Hardness Characterization of Simultaneous Aging and Surface Treatment of 3D-Printed Maraging Steel

The primary objective of this research is to simplify and make the industrial manufacturing process of coated maraging steels more economical by combining the advantages of additive manufacturing with simultaneous bulk (aging) and surface (nitriding) treatment in an effective manner. With this aim, preliminary experiments were performed that demonstrated the hardness (and related microstructure) of an as-built MS1 maraging steel, produced by selective laser melting (SLM), is comparable to that of the bulk maraging steel products treated by conventional solution annealing. The direct aging of the solution-annealed and as-built 3D printed maraging steel resulted in similar hardness, indicating that the kinetics of the precipitation hardening process are identical for the steel in both conditions. This assumption was strengthened by a thermodynamic analysis of the kinetics and determination of the activation energy for precipitation hardening using Differential Scanning Calorimetry (DSC) measurements.
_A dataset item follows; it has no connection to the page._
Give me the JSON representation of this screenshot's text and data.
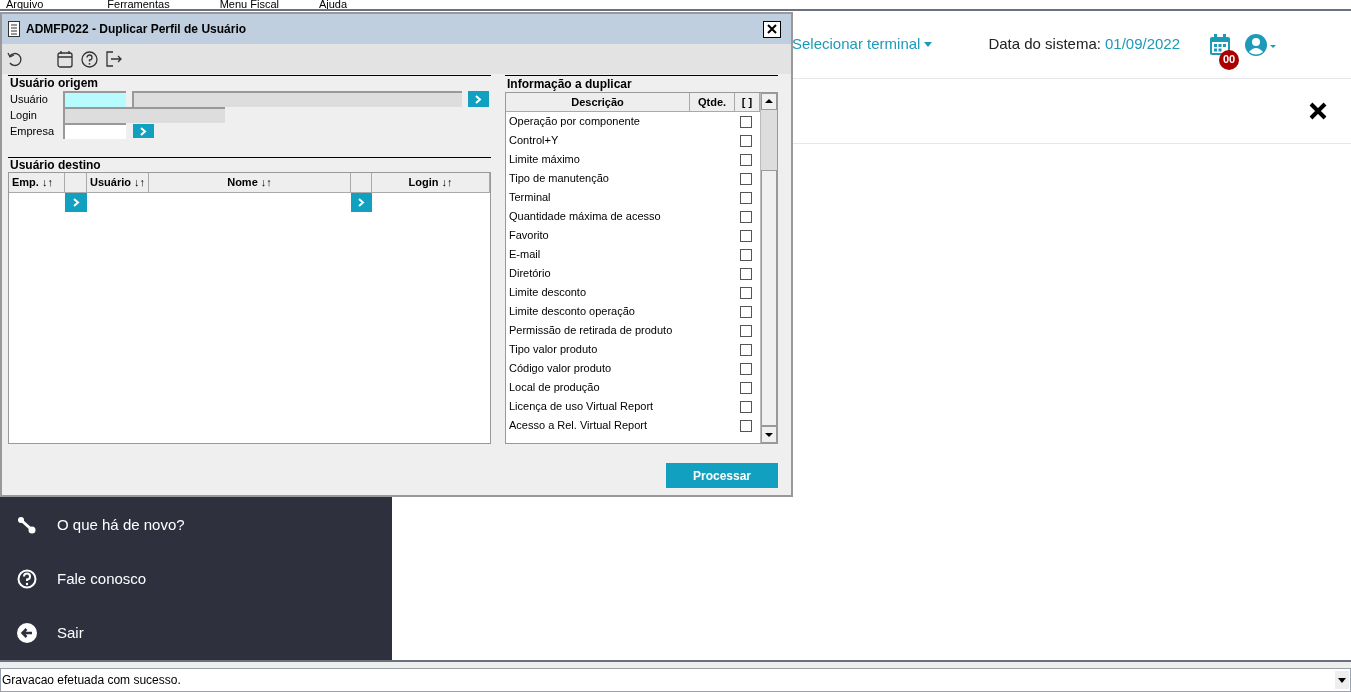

Industrial target experiments were performed on duplex-coated SLM-printed MS1 steel specimens, which were simultaneously aged and salt-bath nitrided, followed by PVD coating with three different ceramic layers: DLC, CrN, and TiN. For reference, similar duplex-coated samples were used, featuring a bulk Böhler W720 maraging steel substrate that was solution annealed, precipitation hardened, and salt-bath nitrided in separate steps, following conventional procedures. The technological parameters (temperature and time) of the simultaneous nitriding and aging process were optimized by modeling the phase transformations of the entire heat treatment procedure using DSC measurements. A comparison was made based on the in-depth hardness profile estimated by the so-called expanding cavity model (ECM), demonstrating that the hardness of the surface layer of the coated composite material systems is determined solely by the type of the coatings and does not influenced by the type of the applied substrate materials (bulk or 3D printed) or its heat treatment (whether it is a conventional, multi-step treatment or a simultaneous nitriding + aging process). Based on the research work, a proposal is suggested for modernizing and improving the cost-effectiveness of producing aged, duplex-treated, wear-resistant ceramic-coated maraging steel.